With that said, I still have problems getting through this entire album. Songs like Barry Bonds, Drunk and Hot Girls, and Good Life are the lowlights of a pretty extensive career.
This album marks a seminal moment in both rap and pop music history for two reasons:
1. Without this record, guys like Drake, Kid Cudi, and any other emo rapper/R&B artist of this century would have had a harder time getting out of the gates.
2. It changed the social norm, or at least the industry norm, for what was acceptable as a full length LP from a titan of the genre.
808s was the first recording from Ye after his mother passed away in the winter of 2007. A switch was flipped in him, and as an avid fan of the guy, who was also starting college at the time of its release, it flipped one in me, too (I hate that sentence). Kanye made sure to classify the album himself, as pop. He knew from the get-go that it wouldn't appease a majority his long time fans, but it made me happy.
It was another step in another direction by a guy who really didn't care to conform to any trend in a genre that always seemed to stay inside industry-imposed boundaries.
808s was minimalistic, but complex in arrangement. And just like Dropout and LR, opened up my tastes to more electronic, ambient, and R&B artists that inhabit my regular listening.
The magnum opus.
MBDTF is not my favorite Kanye record, but I'll be sure to defend it as his most complete, unabashedly anthemic albums of his career, and probably of the 21st Century.
I can't listen to this album in blocks, or even as part of a shuffle on my iTunes, because I believe it only works as one continuous event. I could probably sit here and blabber on and on about the album, but it would only solidify my stan-dom tenfold.
This album's release corresponds with a really ugly time in my life, when I was caught up in school, the death of a handful of very close family members, and some incredibly irresponsible actions that would essentially cost me a semester's worth of money and time. In other words, MBDTF made me refocus myself.
I own three copies of the record, for some reason: a CD, a digital copy, and a vinyl pressing. Yes, it's that important to me.
Here is where Kanye begins to really transform into the iteration of Kanye that we know today. These two records are the prototypes for swag/brag rap. Part of this is due to the relationship that becomes even closer with Ye's big brother, Jay-Z, and due to Ye finally snagging his dream girl, Kim K.
At this point in my life, I'm 21 and already diving headfirst into full-blown alcoholism and the most entertaining part of my college career. These records only amplified this mindset because: A) I had fully taken back control of my life, and B) I had built up my ego to an all-time high, and there was nothing anyone (besides the flock... okay... two girls) could do to bruise it.
WTT came out right after I officially re-declared my major and (un)wisely went into the history program. Cruel Summer dropped in the middle of my final semester in college, when I literally spent six hours a day behind a pile of books on the Greek Revolution/War of Independence and a computer screen that would not relent.

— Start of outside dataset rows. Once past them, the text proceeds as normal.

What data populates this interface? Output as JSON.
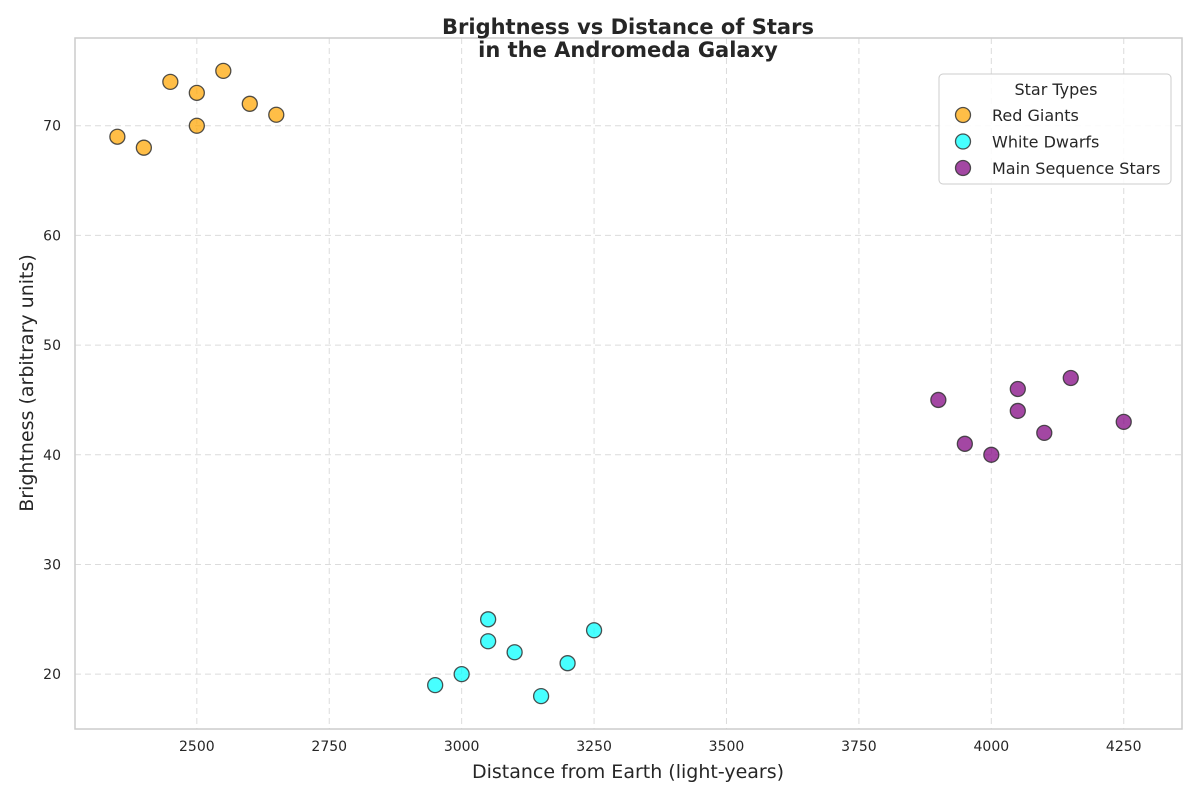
{
  "chart_data": {
    "type": "scatter",
    "title_line1": "Brightness vs Distance of Stars",
    "title_line2": "in the Andromeda Galaxy",
    "xlabel": "Distance from Earth (light-years)",
    "ylabel": "Brightness (arbitrary units)",
    "xlim": [
      2270,
      4360
    ],
    "ylim": [
      15,
      78
    ],
    "xticks": [
      2500,
      2750,
      3000,
      3250,
      3500,
      3750,
      4000,
      4250
    ],
    "yticks": [
      20,
      30,
      40,
      50,
      60,
      70
    ],
    "grid": true,
    "legend": {
      "title": "Star Types",
      "position": "top-right"
    },
    "series": [
      {
        "name": "Red Giants",
        "color": "#FFA500",
        "points": [
          [
            2350,
            69
          ],
          [
            2400,
            68
          ],
          [
            2450,
            74
          ],
          [
            2500,
            73
          ],
          [
            2500,
            70
          ],
          [
            2550,
            75
          ],
          [
            2600,
            72
          ],
          [
            2650,
            71
          ]
        ]
      },
      {
        "name": "White Dwarfs",
        "color": "#00FFFF",
        "points": [
          [
            2950,
            19
          ],
          [
            3000,
            20
          ],
          [
            3050,
            25
          ],
          [
            3050,
            23
          ],
          [
            3100,
            22
          ],
          [
            3150,
            18
          ],
          [
            3200,
            21
          ],
          [
            3250,
            24
          ]
        ]
      },
      {
        "name": "Main Sequence Stars",
        "color": "#800080",
        "points": [
          [
            3900,
            45
          ],
          [
            3950,
            41
          ],
          [
            4000,
            40
          ],
          [
            4050,
            46
          ],
          [
            4050,
            44
          ],
          [
            4100,
            42
          ],
          [
            4150,
            47
          ],
          [
            4250,
            43
          ]
        ]
      }
    ]
  }
}
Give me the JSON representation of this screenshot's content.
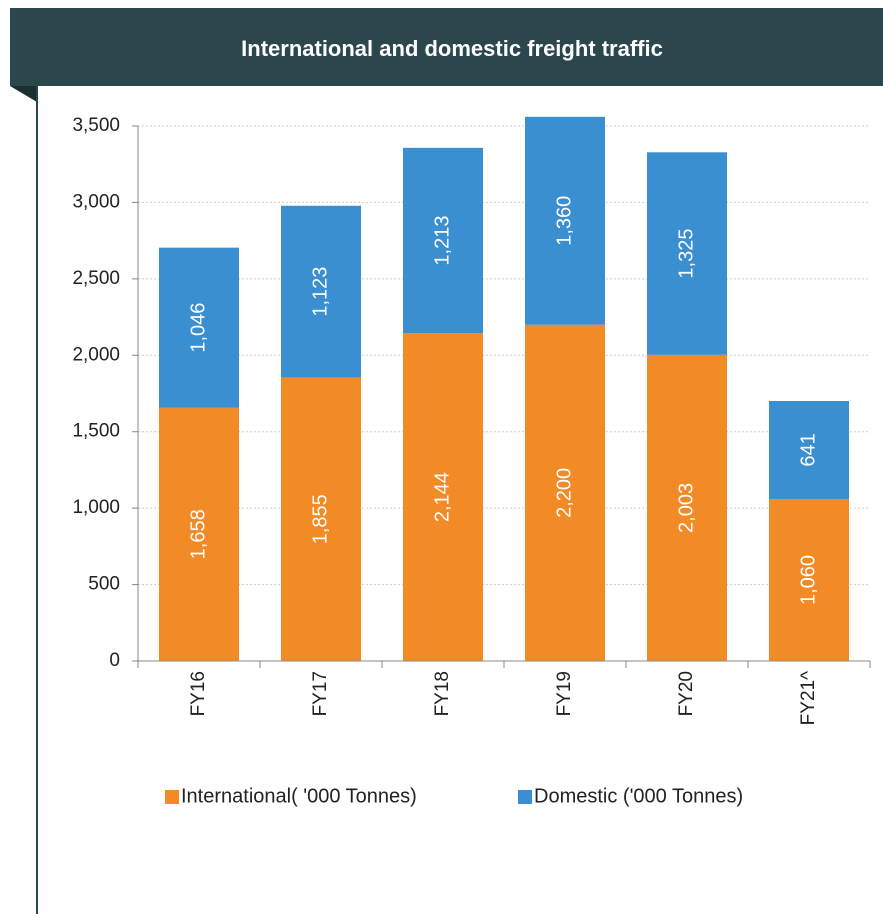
{
  "chart_data": {
    "type": "stacked_bar",
    "title": "International and domestic freight traffic",
    "categories": [
      "FY16",
      "FY17",
      "FY18",
      "FY19",
      "FY20",
      "FY21^"
    ],
    "series": [
      {
        "name": "International( '000 Tonnes)",
        "color": "#f28b26",
        "values": [
          1658,
          1855,
          2144,
          2200,
          2003,
          1060
        ],
        "value_labels": [
          "1,658",
          "1,855",
          "2,144",
          "2,200",
          "2,003",
          "1,060"
        ]
      },
      {
        "name": "Domestic ('000 Tonnes)",
        "color": "#3a8fd0",
        "values": [
          1046,
          1123,
          1213,
          1360,
          1325,
          641
        ],
        "value_labels": [
          "1,046",
          "1,123",
          "1,213",
          "1,360",
          "1,325",
          "641"
        ]
      }
    ],
    "ylim": [
      0,
      3500
    ],
    "yticks": [
      0,
      500,
      {
        "value": 1000,
        "label": "1,000"
      },
      {
        "value": 1500,
        "label": "1,500"
      },
      {
        "value": 2000,
        "label": "2,000"
      },
      {
        "value": 2500,
        "label": "2,500"
      },
      {
        "value": 3000,
        "label": "3,000"
      },
      {
        "value": 3500,
        "label": "3,500"
      }
    ],
    "grid": true,
    "legend": "bottom"
  }
}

This all seemed to work out perfectly because the style of Kanye's production began to morph into very hyper-theatrical, omnipotent walls of sound. Not only was I a senior who was conquering dozens of research projects and massive papers, I had a soundtrack to it.
I still have no fucking idea what exactly Kanye is/was trying to accomplish with Yeezus. I almost feel as though there's nowhere left for him to go, both lyrically and sonically, after unleashing this album on the masses. It's a self-declared ascension.
Every album that precedes it has an imprint on Yeezus. Any element of production, or symbolism, that Kanye has showcased in his career before this point is brought back to life and given a twist on this record.
Obviously, Yeezus is the current stop on my timeline. I'm in the middle of my 20s. I'm two-ish years removed from graduating from college and in a job that I don't like, but have nowhere to go, really.
And that's kinda where I think Kanye is right now. Where does he go now?